Creative variant to the conventional narratives
The latest Sinhala short story collection by Parakrama Kodituwakku,
which contains 12 narratives, each different from each other, needs
attention. This collection titled as Sulange Divu Kella (Girl Who Ran in
the Wind) (Sarasavi Publishers 2011) in the first instance is an array
of a variety of themes each different from other. But the similarity in
all the narratives is the attempt on the part of the writer to transcend
from the mundane to exaltation.
In this direction to my mind all the narratives popularly seen are
human interest stories where sometimes the protagonist is writer
himself. The best example comes from the story where a poet receives a
telephone call from an unknown young girl who goes on to ask question
and clarifies certain literary issues. Then a day comes when she
realises that she is being groomed constantly by the poet creator cum
critic whom she has not seen. On the other hand a negative reaction too
takes place. She, the caller, becomes over sensitive to the point that
when she enters the university she becomes a laughing matter to the
teachers of literature.
This point of illumination brings to the reader a sad tone, as some
of her companions try to separate her from the admirable poet. The poet
too takes a negative step where he unknowingly puts a total stop to the
continued telephone conversation.
As the title of the story, Patakaya Me gena Sitiya Hekke Obata
Pamani, suggests the poet addresses the reader: ‘Reader it is only you
who can think of this’. As a reader I felt that both the narrative
structure and the content are presented in verve of sensitivity which in
turn is also an acid comment on the standards of literary criticism of
the contemporary levels of teaching and learning.
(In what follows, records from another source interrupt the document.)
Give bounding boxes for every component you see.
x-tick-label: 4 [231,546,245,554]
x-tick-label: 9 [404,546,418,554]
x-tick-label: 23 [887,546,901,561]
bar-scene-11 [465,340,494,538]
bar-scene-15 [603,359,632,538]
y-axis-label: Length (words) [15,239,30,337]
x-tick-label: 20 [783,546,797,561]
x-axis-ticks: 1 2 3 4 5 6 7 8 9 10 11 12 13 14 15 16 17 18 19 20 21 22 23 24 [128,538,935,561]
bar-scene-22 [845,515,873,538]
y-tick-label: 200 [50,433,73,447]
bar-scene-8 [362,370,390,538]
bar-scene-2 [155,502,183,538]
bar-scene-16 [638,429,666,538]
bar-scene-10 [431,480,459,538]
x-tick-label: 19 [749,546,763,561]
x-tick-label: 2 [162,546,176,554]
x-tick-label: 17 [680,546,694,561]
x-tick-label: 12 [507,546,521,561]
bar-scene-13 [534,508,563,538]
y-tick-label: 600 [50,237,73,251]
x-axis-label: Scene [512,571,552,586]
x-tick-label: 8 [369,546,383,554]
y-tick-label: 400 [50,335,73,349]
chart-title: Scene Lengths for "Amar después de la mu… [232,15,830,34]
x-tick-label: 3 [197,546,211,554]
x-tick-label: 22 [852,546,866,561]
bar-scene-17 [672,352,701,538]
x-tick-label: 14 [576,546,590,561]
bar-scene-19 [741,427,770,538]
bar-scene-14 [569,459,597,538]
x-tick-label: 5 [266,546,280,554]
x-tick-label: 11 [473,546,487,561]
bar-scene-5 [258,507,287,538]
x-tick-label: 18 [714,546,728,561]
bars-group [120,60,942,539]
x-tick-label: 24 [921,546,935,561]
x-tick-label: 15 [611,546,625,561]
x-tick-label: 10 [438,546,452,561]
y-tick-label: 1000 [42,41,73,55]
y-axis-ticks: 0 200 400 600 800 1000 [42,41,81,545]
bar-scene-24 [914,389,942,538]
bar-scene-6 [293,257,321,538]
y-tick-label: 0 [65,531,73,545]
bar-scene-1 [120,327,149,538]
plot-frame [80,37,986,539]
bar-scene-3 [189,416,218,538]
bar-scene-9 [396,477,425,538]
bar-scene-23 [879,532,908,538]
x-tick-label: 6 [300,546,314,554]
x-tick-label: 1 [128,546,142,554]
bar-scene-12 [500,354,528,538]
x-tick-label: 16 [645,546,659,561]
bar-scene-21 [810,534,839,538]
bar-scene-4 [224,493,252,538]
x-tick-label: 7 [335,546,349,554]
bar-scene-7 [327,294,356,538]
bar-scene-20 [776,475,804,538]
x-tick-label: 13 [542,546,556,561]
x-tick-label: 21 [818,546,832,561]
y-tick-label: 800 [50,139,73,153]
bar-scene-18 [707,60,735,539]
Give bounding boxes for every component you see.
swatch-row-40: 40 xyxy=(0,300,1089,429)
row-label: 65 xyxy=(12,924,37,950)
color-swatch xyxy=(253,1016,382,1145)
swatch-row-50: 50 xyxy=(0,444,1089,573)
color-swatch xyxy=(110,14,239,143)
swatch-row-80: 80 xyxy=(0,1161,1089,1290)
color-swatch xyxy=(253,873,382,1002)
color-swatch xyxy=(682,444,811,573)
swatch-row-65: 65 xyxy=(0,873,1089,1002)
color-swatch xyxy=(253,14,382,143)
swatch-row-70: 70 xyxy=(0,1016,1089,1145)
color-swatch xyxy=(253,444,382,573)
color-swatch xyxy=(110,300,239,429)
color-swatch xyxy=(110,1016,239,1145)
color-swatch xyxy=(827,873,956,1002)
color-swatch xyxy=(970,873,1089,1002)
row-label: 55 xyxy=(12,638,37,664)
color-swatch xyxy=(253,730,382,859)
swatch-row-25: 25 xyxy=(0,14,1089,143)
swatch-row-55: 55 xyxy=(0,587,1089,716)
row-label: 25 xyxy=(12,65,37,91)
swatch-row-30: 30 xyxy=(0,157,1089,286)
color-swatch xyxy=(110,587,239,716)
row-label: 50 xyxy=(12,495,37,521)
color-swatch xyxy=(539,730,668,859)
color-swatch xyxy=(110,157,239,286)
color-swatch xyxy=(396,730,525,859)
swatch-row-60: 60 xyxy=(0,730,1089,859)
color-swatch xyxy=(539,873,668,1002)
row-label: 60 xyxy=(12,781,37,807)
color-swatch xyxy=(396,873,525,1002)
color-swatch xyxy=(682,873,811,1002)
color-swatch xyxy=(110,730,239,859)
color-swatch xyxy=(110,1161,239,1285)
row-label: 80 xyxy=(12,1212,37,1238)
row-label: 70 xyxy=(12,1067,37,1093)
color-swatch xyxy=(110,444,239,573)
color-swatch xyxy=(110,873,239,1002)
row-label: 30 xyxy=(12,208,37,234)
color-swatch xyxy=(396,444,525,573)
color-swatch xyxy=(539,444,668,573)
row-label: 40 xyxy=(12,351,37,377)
The stories, numbered 11 and 12, resemble in spirit to the same
thematic content, but vary in the pattern of presentation and vision.
Story number 11 titled as Sinduvakin Upan Minisek underlines the
value of living realised by a person who tried to commit suicide by
hearing a song sung by a group of people who had entered the vicinity of
the spot where he wanted to end up his life. He decides to give up his
attempt on hearing their sounds of merriment packed with a life-giving
force enveloped in moment of living. This is realised as a blissful
message of eternal value.
By and large the narrative is a variant to the normal pattern where
the innerness of the merry people versus the case of the suicide is
compared via a series of dialogues and monologues. The story number 12
titled as Ketikatavak Sedima (Making a short story) centres round the
creative thinking on the part of a writer who encounters a young woman
who has come to see him to pay respects for being a mentor.
She, who has won a state award for her collection of poems, wants to
thank him for being a teacher of creative inspiration. During the course
of their discussion quite a number of factors emerge in their respective
creative activities. The reader comes to grip with some of the literary
factors pertaining to the oriental literary scene in India. Both of them
striking and creative factors are compelled to write a short story of a
new type fused with a certain sense of humanism on coming to know two
who have been strangers but later transformed as friends.
Both of them embark on their lofty creative project, while the female
character is away, the male character who is a teacher, gradually
recalls a bitter encounter in his life. He goes on brooding about it,
and sees that he has accidentally hit at a fine story. He gets up from
his reverie and calls the female character to inform how he had moulded
a story.
Then he continued to request her to send her part of the story,
presumably to link the two episodes to a single entity. Perhaps the very
reading of Kodituwakku’s stories is a journey from known to the unknown.
But there are no artificial juggleries in terms of pseudo narrative
patterns.
The fourth story titled as Katahanda Dekak is an example of a series
of dialogues that ensue between a nephew and an uncle. The structure is
that of a radio play, where the nephew drives the car. Their voices are
interspersed with the songs that come out of the car radio. Their voices
resemble two generations.
They are critical of several social religious and political factors.
Sometimes they are silent. They don’t dispute rather discuss as
intimates. Nothing happens as a rounded tale. The experience of their
utterances narrates the tale of two different individuals who agree to
disagree.
There are a few mini narratives which are closer to prose poems than
rounded short stories in the accepted form. They include such narratives
as number 6 Amutu Satutakut nehe Amutu Dukakut nehe, Naduvak Gena
Naduvak and Muhuda, Nil. Each of these narratives possesses an upper
layer of human experience within which lies an undercurrent of piety and
terror.
These stories capture the range of emotions of our human spectrum:
tragedy, comedy, fantasy, satire, events in sexual love etc, refreshing
and resourceful as a new advent to the conventional narrative patterns.